# Surf Fishing Tybee Sept 16 - 23 '17



## weagle (Sep 28, 2017)

I had the chance to stay on Tybee for a week starting on Sept 16th.  The Island had already recovered well from the hurricane surge the week before and 95% of the businesses and restaurants were back in business.  We stayed in a condo right at the pier (Sand Piper) and it we really enjoyed it.

We normally fish from the pier but it had a little damage from the storm and didn't open until the last day we were there.  That was fine though as the fishing from the beach was great.  We never caught a big bull red, but we caught numerous other fish including, Trout, pompano, redfish (some nice slot fish), Black drum, whiting, sharks, stingrays, ladyfish and bluefish.  

We fished the jetties on both ends of the island with fresh shrimp and finger mullet.  The mullet were pretty thick in the surf and it was no problem keeping plenty on hand for bait.


----------



## Bream Pole (Sep 28, 2017)

nice fish  thanks for the post


----------



## Jimmy Lee Armel (Sep 29, 2017)

Dude that's awesome. Well done


----------



## GLS (Sep 29, 2017)

That's fine fishing.  No prettier or tastier fish than pompano.  That's a big pompano.  Were any other pomps caught?


----------



## sea trout (Sep 29, 2017)

Excellent!!!!!!!!!!!!


----------



## weagle (Sep 29, 2017)

GLS said:


> That's fine fishing.  No prettier or tastier fish than pompano.  That's a big pompano.  Were any other pomps caught?



We caught a couple dozen pompano during the week.  Most a little bigger than your hand with a few good ones sprinkled in.  The one in the pic was the biggest.  I caught it on fresh peeled shrimp by the south Jetties.


----------



## GLS (Oct 1, 2017)

Thanks for the pompano report.  It's been years since I last caught pompano at Tybee.  There was a brief run of a couple of weeks in both the spring and fall where they were caught off the pier using live shrimp or shrimp tipped pompano jigs.  Gil


----------



## Killinstuff (Oct 3, 2017)

Nice!  And I like your old Zebco Cardinal spinning reel.  Haven't seen one of those in 25 years I bet.  Yours looks great.


----------



## Fatback1 (Oct 4, 2017)

Well done fellows. That's some pretty nice fish from the surf, very cool and thanks for sharing.


----------



## weagle (Oct 5, 2017)

Killinstuff said:


> Nice!  And I like your old Zebco Cardinal spinning reel.  Haven't seen one of those in 25 years I bet.  Yours looks great.

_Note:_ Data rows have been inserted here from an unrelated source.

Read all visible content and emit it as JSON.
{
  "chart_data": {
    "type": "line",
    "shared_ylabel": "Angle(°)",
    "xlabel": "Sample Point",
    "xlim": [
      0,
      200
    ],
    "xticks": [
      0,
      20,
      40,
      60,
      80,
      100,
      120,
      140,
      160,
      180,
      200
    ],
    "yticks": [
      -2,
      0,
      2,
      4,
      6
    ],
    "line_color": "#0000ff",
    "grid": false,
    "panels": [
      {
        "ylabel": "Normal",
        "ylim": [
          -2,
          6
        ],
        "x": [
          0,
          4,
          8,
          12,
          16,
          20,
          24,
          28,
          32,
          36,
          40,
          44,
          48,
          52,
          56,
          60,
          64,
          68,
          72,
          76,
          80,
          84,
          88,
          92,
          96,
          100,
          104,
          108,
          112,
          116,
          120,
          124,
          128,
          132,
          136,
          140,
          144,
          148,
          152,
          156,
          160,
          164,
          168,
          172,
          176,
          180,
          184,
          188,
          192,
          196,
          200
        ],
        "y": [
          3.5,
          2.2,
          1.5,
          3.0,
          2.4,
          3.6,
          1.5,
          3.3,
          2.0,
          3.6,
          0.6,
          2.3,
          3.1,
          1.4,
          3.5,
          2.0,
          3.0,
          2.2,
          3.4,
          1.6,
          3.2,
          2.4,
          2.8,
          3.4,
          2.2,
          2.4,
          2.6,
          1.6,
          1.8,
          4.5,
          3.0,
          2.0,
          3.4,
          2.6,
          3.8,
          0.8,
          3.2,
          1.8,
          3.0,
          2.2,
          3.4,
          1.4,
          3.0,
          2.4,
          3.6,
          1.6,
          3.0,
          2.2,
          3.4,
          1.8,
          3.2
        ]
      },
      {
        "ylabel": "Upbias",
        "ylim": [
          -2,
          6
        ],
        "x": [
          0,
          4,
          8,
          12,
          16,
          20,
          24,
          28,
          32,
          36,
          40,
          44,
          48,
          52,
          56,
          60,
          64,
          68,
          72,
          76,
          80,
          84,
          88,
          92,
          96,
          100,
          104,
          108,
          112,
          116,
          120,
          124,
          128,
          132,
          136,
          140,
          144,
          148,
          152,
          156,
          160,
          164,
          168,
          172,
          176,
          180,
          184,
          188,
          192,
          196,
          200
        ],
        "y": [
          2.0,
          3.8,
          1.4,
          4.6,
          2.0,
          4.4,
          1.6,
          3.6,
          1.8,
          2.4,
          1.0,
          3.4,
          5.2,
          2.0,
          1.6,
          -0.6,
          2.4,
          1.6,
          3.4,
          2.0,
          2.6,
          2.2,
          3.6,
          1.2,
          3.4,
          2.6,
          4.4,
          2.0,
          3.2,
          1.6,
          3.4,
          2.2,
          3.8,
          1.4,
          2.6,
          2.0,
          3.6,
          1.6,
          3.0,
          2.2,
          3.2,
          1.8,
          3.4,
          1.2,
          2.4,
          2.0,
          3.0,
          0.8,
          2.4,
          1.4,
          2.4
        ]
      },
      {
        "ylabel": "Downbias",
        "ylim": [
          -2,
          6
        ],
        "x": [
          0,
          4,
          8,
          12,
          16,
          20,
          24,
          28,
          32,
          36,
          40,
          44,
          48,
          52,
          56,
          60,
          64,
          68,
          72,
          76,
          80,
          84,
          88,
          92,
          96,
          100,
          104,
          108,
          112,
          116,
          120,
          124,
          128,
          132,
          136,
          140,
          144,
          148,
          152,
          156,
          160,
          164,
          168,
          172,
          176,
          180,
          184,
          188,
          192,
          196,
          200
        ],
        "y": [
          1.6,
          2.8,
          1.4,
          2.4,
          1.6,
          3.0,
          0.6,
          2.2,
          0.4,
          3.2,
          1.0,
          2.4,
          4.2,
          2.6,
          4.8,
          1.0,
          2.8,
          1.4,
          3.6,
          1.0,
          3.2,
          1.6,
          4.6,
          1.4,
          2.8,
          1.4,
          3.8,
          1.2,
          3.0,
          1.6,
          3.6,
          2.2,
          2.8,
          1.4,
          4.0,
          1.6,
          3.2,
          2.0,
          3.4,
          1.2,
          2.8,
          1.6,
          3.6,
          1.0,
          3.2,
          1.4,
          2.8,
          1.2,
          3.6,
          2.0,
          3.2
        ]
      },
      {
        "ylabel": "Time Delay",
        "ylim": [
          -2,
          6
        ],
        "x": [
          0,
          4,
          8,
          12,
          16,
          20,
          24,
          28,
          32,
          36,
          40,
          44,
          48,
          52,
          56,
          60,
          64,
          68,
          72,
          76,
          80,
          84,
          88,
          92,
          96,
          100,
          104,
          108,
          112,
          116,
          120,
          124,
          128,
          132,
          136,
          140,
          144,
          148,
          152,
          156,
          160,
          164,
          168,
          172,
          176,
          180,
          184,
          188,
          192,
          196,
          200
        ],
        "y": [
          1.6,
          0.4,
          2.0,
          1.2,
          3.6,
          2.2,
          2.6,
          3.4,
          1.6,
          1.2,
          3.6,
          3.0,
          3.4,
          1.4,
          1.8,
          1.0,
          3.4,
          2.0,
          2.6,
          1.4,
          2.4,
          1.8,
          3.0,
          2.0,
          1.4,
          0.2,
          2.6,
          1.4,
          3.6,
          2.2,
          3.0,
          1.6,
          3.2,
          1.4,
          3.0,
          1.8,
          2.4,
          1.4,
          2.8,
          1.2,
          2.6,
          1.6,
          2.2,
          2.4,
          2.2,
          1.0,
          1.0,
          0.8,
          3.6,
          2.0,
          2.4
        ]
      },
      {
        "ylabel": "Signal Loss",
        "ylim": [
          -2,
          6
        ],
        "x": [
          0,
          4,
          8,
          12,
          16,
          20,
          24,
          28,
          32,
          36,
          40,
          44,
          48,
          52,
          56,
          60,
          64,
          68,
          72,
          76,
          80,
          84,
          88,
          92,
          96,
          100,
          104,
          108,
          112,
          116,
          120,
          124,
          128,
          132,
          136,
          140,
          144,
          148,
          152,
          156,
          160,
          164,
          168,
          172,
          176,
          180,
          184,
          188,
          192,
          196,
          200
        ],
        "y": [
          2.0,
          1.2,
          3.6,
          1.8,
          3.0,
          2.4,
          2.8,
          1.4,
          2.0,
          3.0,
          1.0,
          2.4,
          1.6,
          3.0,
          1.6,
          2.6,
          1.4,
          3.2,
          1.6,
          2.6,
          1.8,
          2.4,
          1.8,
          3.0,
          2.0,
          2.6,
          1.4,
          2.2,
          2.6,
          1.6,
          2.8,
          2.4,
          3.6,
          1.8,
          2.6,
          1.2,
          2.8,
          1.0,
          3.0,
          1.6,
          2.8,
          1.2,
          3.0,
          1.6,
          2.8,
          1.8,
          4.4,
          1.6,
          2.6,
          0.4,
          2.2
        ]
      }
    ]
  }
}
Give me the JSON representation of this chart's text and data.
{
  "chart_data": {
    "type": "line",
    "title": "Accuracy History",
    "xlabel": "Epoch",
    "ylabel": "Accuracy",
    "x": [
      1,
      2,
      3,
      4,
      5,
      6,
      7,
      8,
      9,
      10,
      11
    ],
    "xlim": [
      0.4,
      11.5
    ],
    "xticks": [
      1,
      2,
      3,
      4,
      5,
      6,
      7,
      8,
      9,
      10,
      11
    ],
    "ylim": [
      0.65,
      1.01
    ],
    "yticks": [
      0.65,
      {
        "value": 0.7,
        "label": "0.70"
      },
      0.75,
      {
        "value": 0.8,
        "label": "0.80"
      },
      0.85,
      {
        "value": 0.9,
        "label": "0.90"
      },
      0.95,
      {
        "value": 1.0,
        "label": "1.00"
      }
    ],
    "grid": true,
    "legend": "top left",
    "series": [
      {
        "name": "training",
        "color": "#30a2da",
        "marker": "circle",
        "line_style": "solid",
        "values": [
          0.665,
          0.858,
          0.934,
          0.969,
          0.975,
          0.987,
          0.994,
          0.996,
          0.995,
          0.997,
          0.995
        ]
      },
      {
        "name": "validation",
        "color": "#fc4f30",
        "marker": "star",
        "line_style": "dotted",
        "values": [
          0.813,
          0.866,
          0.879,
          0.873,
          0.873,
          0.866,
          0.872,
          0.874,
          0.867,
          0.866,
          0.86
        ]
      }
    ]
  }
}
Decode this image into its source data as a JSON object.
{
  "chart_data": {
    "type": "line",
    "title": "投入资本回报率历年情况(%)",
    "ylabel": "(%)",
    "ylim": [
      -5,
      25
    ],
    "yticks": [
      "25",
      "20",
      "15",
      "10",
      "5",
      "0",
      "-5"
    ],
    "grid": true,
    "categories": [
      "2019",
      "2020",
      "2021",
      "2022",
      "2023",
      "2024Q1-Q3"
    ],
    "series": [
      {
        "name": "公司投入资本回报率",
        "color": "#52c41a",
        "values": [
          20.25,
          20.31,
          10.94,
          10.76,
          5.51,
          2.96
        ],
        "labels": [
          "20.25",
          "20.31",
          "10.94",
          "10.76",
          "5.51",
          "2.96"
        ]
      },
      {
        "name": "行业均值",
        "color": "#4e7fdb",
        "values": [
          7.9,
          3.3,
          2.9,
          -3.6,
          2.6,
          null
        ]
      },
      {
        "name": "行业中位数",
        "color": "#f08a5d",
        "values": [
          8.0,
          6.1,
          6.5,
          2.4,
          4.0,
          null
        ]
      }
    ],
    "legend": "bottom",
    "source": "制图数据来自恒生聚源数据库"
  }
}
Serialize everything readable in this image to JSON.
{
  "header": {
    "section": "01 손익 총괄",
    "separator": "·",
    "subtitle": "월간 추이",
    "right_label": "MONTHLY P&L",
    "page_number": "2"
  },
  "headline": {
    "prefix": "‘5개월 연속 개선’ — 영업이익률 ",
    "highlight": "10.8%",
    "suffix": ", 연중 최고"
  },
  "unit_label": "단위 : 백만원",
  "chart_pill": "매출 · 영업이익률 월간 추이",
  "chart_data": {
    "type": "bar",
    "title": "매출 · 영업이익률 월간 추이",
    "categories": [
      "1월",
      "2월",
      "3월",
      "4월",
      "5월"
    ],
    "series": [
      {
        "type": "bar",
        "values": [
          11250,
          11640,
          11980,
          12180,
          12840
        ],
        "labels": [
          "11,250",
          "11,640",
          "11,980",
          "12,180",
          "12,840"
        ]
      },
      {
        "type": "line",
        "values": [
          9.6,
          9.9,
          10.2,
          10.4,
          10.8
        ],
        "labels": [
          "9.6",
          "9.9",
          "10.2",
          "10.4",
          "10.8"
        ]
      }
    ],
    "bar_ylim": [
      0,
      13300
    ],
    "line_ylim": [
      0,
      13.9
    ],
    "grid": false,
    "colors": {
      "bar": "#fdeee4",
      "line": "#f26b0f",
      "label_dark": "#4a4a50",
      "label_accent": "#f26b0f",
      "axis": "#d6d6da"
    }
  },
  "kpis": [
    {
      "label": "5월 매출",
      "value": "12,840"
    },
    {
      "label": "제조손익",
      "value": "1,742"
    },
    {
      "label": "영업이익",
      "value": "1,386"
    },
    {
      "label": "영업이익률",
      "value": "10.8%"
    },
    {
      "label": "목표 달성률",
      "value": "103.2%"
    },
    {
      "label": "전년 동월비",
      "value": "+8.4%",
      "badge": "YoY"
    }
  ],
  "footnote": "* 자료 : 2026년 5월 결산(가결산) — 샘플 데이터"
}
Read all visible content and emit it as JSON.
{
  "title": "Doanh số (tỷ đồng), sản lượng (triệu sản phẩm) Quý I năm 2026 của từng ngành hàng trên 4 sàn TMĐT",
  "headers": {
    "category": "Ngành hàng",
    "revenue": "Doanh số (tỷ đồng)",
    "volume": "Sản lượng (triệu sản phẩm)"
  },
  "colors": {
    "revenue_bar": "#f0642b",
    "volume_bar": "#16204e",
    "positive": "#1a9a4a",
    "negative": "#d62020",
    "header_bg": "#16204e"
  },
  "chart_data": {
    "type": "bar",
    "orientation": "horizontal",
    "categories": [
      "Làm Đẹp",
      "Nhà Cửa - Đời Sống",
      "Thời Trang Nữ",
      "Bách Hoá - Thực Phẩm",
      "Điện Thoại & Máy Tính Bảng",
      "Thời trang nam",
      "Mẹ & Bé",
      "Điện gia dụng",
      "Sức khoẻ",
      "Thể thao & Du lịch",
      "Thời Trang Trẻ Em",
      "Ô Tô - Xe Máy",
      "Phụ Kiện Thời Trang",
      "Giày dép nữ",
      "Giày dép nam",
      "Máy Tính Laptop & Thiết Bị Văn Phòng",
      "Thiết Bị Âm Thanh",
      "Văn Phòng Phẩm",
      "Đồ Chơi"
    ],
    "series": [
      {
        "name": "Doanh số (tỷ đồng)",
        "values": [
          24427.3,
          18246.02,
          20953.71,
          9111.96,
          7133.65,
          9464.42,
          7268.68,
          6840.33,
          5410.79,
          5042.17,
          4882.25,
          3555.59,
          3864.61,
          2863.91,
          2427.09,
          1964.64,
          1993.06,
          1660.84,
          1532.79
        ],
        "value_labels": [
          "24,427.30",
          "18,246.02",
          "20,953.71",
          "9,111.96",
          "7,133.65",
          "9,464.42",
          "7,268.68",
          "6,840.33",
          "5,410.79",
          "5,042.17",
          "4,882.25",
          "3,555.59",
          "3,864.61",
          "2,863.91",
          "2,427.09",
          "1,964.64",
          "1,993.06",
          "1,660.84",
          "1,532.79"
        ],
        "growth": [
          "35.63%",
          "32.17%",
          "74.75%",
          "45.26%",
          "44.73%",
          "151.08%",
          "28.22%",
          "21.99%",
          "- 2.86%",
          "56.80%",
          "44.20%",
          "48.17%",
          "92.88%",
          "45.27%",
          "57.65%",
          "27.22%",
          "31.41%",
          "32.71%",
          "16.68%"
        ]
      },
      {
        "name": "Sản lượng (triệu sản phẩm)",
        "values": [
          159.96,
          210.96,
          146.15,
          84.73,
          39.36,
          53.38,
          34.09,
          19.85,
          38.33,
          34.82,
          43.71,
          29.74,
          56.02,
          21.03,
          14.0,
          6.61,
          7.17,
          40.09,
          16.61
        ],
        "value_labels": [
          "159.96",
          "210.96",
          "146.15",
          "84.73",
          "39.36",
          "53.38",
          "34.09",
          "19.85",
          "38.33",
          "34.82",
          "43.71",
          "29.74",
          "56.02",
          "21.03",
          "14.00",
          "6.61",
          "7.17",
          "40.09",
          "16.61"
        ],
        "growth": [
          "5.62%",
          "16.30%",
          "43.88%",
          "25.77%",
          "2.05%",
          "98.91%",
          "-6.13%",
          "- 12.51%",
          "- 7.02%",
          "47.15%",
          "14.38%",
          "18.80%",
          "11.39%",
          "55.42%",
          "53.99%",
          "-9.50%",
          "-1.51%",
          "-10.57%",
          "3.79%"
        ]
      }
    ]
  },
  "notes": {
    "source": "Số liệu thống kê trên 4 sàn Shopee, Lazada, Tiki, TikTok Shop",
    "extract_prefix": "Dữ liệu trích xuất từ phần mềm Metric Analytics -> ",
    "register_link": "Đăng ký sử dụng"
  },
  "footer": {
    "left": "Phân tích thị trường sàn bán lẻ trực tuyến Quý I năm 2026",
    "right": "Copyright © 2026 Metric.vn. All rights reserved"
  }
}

When I was 14 years old in 1976, I spent some of my summer's grass cutting money ($79 was a fortune) to buy a Zebco Cardinal 3.  I've been fishing with Cardinals ever since.  There was a time when it was tough to find bail springs to keep them running, but then Ebay came along.  I've caught 30 pound Stripers, bull reds, Sharks, King Mackerel and battled a 6 foot tarpon for an hour with that Saltwater Cardinal 7.


----------